Num acto de puro desespero, José foi por ela procurado com o intuito de lhe dar emprego. Pela primeira vez em muitos anos e depois de ela lhe ter feito o que fez, ambos ficaram frente-a-frente. Em que te posso ajudar. Perguntou-lhe ele simulando frieza. Houve cortantessegundos de silêncio. Luísa baixou a cabeça e começou a chorar. José manteve-se calado. Eu não vim aqui pedir perdão por ter amado outra pessoa, não , não foi isso. O único perdão que te peço é por ter sido da maneira que foi! Tu mais que ninguém não o merecias. Disse-lhe ela limpando as lágrimas com as costas das mãos. Eu amava-te mais que a mim mesmo. Tudo o que fazia era a pensar em ti e como te fazer feliz. Retrocou José de voz embargada. Não, não merecia o que me fizeste. Quase destruíste todos os meus sonhos. Complementou José levantando-se e colocando-se de costas para ela. Sim, eu dou-te emprego. Agora sai! Obrigado José. Disse-lhe Luísa saindo ligeira porta fora, deixando seu antigo namorado de lágrimas nos olhos.

Uma vez por ano José era o organizador duma grande festa no centro da aldeia. Vinham bandas, cantores, artistas de todo o país. Todo o dinheiro arrecadado era para a associação criada por si para ajuda da população mais desfavorecida.

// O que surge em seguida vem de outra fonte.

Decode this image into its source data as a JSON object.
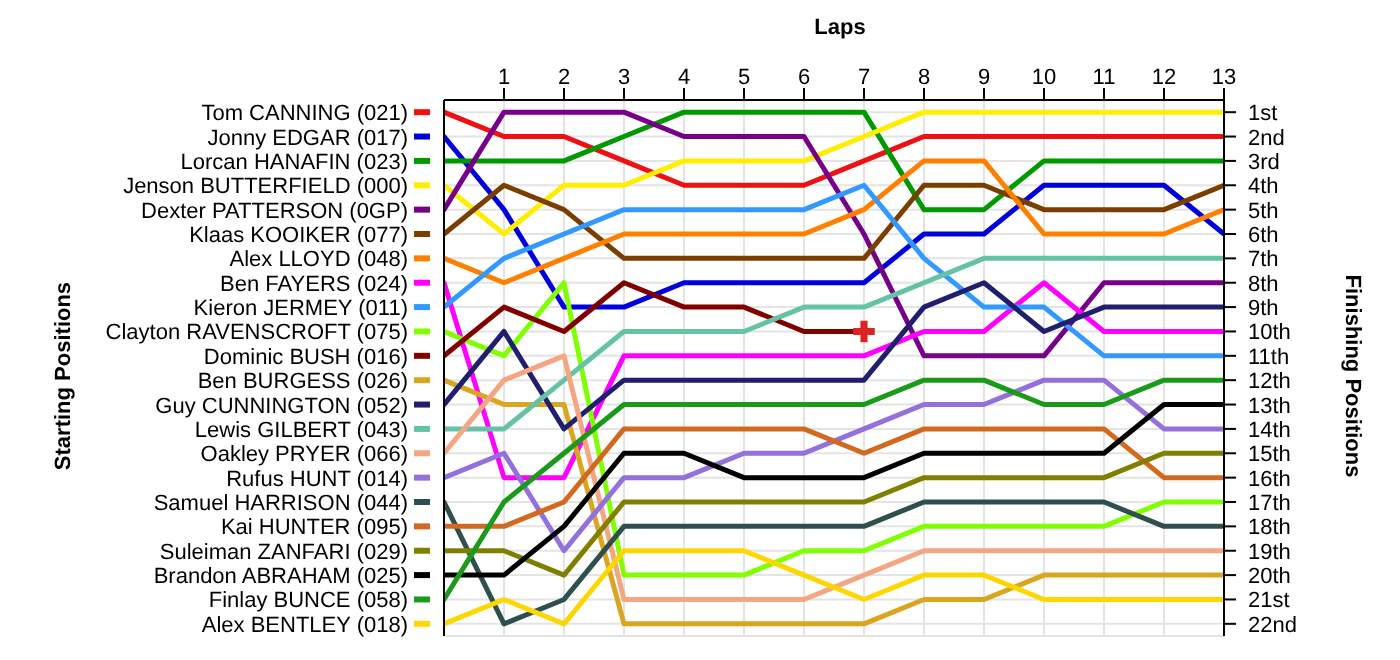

A noite estava amena, José batia o pé ao som duma banda de baile com vontade de dar um pezinho de dança. Em tempos ele e Luísa gostavam de dançar nos bailaricos que havia especialmente na época balnear. Dançavas bem… José foi surpreendido por Luísa. Ajeitava-me. Respondeu-lhe ele. O povo gosta de ti. Tornaste-te um exemplo para toda a região. Acrescentou Luísa. Sim. Disse-lhe ele de voz sumida. Bem, a população está feliz, eu vou para casa, amanhã espera-me um dia de trabalho cansativo. Rematou José. Podes me dar boleia? José estacou e olhou Luísa. Nos olhos. Ela voltara a ser a mulher mais linda da vila, do Alentejo, de todo o mundo!

Claro que sim.

No trajecto e depois de alguns minutos de silêncio, Luísa pergunta-lhe. Porque nunca mais te vi com uma mulher? Não me digas que passaste a gostar de homens. José travou o carro de repente, e virou-se para ela dizendo-lhe; Não Luísa, eu todos os dias pergunto-me; José porque ainda amasa mulher que mais te magoou? Todos os dias eu vejo-me ao espelho e pergunto-me a mim mesmo; José porque não partes para outra, existem milhares de mulheres que certamente gostariam de estar contigo? Sabes o que ele me responde? Luísa fixou seu olhar nos olhos lacrimejantes de José. Não, não posso! Eu amo tanto, tanto mas tanto aquela mulher que um dia se ela chegasse de novo perto de mim e me dissesse que me queria de volta apesar de tudo, eu sorriria de alegria e nesse mesmo dia seria novamente o homem mais feliz do mundo!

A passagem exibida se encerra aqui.